Earlier this year, iHeartMedia released Wood’s second effort, “The Seventh Daughter,” about a pair of early 20th century mentalists played by Minka Wiltz and Elizabeth Hunter. Including cameos from the likes of Harry Houdini, “The Seventh Daughter’s” sprawling historical mystery weaves through seances, passenger trains, vaudeville performances and cult meetings. Both shows peaked at No. 2 on Apple podcast lists.
Wood’s podcasts, like his films, frequently explore power dynamics between individuals, building dread and discomfort as one character tries to manipulate or exert control over another. The intimacy of hearing such confrontations through ear buds only heightens the tension.
When recording, Wood likes to have two actors in the booth at the same time. “My scripts have a lot of dialogue, so we like to have them be able to act off each other.”
But the coronavirus has thrown a wrench into that approach as Wood prepares for the second season of “The Control Group.” Currently Wood and his collaborators are planning to record separately in the iHeartMedia studios while maintaining social distancing.
“We’ll probably start recording in August, one actor at a time,” Wood says. For now, Wood finds podcasts to be creatively satisfying and doesn’t miss the time and expense of making independent films.
“It took nine months to do each of the two podcasts, starting with the drafts of the original film scripts. It usually takes me two and a half years to do a film, considering the money, the planning, and the much more involved post-production process,” Wood says.
Wood’s latest film, “Those Who Deserve to Die,” is scheduled for release on DVD and Kino Now on Aug. 18, and it may be his last for a while.
“I have a feeling I won’t be making another film soon, so I may lean more to the podcast side in 2021,” he says.
Dan Bush, another Atlanta-based filmmaker creating scripted podcasts for iHeartMedia, has found the transition to audio drama surprisingly easy.
“The storytelling medium (of podcasts) is liberating,” says Bush, who co-directed the 2007 sleeper hit movie “The Signal” and released the independent thriller “The Dark Red” earlier in 2020. “Movie scripts are all ‘Show, don’t tell.’ Podcasts are ‘Tell and tell and tell and tell.’ With these podcasts, we can really dig into psychology and character.”
Bush’s work for iHeartMedia includes a science fiction show with a title and cast not yet announced but due to be released before Halloween. He’s also developing “The Mantawauk Caves,” an original horror story with a social conscience and the first in a production deal between iHeartMedia and Blumhouse Productions, a film company famous for such horror hits as “The Conjuring” and “Get Out.”

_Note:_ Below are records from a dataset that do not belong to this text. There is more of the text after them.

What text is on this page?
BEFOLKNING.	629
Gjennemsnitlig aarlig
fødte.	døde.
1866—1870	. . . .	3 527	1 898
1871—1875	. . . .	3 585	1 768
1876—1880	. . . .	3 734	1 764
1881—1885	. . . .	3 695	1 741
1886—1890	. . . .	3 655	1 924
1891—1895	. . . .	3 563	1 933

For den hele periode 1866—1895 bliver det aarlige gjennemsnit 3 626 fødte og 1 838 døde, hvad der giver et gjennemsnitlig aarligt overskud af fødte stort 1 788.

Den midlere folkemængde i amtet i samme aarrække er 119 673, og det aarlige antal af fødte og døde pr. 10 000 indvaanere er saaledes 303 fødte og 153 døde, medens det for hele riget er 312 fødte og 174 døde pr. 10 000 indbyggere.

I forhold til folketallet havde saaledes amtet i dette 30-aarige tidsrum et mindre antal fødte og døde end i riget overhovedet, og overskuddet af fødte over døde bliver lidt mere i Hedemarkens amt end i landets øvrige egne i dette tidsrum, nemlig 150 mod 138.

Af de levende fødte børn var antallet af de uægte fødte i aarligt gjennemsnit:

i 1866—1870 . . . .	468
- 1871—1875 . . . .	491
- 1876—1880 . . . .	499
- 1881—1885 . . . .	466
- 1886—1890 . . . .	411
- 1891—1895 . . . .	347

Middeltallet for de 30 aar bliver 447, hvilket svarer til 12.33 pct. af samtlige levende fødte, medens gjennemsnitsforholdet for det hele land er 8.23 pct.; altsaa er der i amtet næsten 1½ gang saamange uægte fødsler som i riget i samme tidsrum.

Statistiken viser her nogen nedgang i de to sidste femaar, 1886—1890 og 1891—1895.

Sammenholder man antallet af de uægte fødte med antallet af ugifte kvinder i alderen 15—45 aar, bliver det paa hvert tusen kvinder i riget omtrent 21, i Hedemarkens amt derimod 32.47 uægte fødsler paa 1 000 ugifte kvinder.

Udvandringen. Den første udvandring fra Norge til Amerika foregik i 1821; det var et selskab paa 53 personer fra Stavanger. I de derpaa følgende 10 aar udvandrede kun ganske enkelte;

Bush says social distancing has made lining up talent for podcasts easier. “Because of the virus, a lot of actors are at home, bouncing off the wall. They’re more available now,” says Bush, who has been recording his most recent shows via Zoom with performers in New York, Los Angeles and London.
“We made a YouTube video to show the actors how to set it up. Everyone recorded locally. The actors had to be actors, but they had to be audio engineers as well.”
The fiction podcast is an entertainment ideally suited for the current times. The format succeeds best when audiences have time to invest in a show because “a slowly developing relationship with the characters can have a more meaningful impact for the listener,” Bush says. And these days we have nothing if not an abundance of time.